$\star$ Points zero synthetic

To reproduce synthetic zero points, in addition to the effective filters, we must know the collecting surface of the mirror $S_{miroir}$. This term is in general relatively badly known, however, it does not depend on the wavelength. We thus used an approximate surface of mirror, it is the comparison with the zero points observed which enabled us to standardize the effective filters correctly.

If the effective filters are correct standardization should be similar for all the filters.

By considering zero points in the standard system and by using the spectrum of Vega $\epsilon$, we have:

$$zero_{filtre} = 2.5 \log_{10} \left(\int_\lambda T_{eff}(\lambda) ~\epsilon ~S_{miroir} ~V(\lambda) d\lambda \right)$$ (9.2)
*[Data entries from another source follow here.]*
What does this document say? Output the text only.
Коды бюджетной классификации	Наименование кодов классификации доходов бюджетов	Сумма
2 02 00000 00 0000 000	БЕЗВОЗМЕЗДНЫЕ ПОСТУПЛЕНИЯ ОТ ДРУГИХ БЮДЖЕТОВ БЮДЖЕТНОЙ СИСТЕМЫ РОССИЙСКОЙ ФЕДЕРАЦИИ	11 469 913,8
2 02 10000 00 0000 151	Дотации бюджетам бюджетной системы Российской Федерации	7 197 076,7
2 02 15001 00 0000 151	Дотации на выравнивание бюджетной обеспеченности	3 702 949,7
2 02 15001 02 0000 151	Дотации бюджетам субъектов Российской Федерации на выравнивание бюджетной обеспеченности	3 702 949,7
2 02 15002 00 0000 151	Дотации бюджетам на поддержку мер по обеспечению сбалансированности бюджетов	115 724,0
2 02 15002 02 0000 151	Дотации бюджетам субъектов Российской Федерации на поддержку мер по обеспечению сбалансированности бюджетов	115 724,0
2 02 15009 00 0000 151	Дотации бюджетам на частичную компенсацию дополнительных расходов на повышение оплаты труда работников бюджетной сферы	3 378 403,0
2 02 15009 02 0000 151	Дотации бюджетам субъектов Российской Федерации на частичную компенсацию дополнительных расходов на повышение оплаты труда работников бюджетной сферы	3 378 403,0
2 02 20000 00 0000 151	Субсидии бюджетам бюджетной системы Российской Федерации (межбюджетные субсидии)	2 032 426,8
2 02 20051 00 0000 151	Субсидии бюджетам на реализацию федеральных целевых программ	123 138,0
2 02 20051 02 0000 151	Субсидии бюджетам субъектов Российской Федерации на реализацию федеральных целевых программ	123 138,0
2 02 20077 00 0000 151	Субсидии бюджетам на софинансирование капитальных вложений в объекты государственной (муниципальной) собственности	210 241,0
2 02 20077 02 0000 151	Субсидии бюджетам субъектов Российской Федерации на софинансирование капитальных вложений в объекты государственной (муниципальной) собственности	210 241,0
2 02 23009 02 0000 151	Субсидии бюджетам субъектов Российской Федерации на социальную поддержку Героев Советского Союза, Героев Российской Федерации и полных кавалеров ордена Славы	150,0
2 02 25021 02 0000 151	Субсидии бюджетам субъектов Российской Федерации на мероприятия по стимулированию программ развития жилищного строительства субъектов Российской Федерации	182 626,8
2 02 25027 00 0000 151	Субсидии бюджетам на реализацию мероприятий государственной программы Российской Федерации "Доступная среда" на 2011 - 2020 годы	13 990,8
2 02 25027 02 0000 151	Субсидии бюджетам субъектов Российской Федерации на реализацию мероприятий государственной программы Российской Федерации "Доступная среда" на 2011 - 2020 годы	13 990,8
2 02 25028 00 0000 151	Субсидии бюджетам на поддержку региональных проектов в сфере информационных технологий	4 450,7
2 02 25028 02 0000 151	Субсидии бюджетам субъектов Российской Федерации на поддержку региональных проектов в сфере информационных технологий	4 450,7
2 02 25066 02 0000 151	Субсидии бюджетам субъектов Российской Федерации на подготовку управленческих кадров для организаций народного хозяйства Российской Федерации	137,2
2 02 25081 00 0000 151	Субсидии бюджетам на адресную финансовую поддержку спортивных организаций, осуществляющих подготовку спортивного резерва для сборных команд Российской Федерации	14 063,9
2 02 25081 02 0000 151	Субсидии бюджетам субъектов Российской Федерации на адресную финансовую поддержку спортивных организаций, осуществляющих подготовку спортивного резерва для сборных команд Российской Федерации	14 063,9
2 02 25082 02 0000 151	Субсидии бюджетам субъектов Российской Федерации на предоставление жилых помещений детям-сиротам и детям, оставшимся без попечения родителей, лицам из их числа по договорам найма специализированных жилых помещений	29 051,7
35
Figure 9.2 shows the effective filters built starting from the filters provided by STsCI. The size of the mirror was adjusted so as to reproduce items zeros observed. We see on figure 9.2 that the standardization from one filter to another is almost constant indicating that the filters were correctly evaluated.

Figure 9.2: Effective filters BVRIZ of instrument WFPC2 of the Hubble telescope standardized to reproduce zero points observed. Standardization is close to 1 and varies only very little from one filter to another.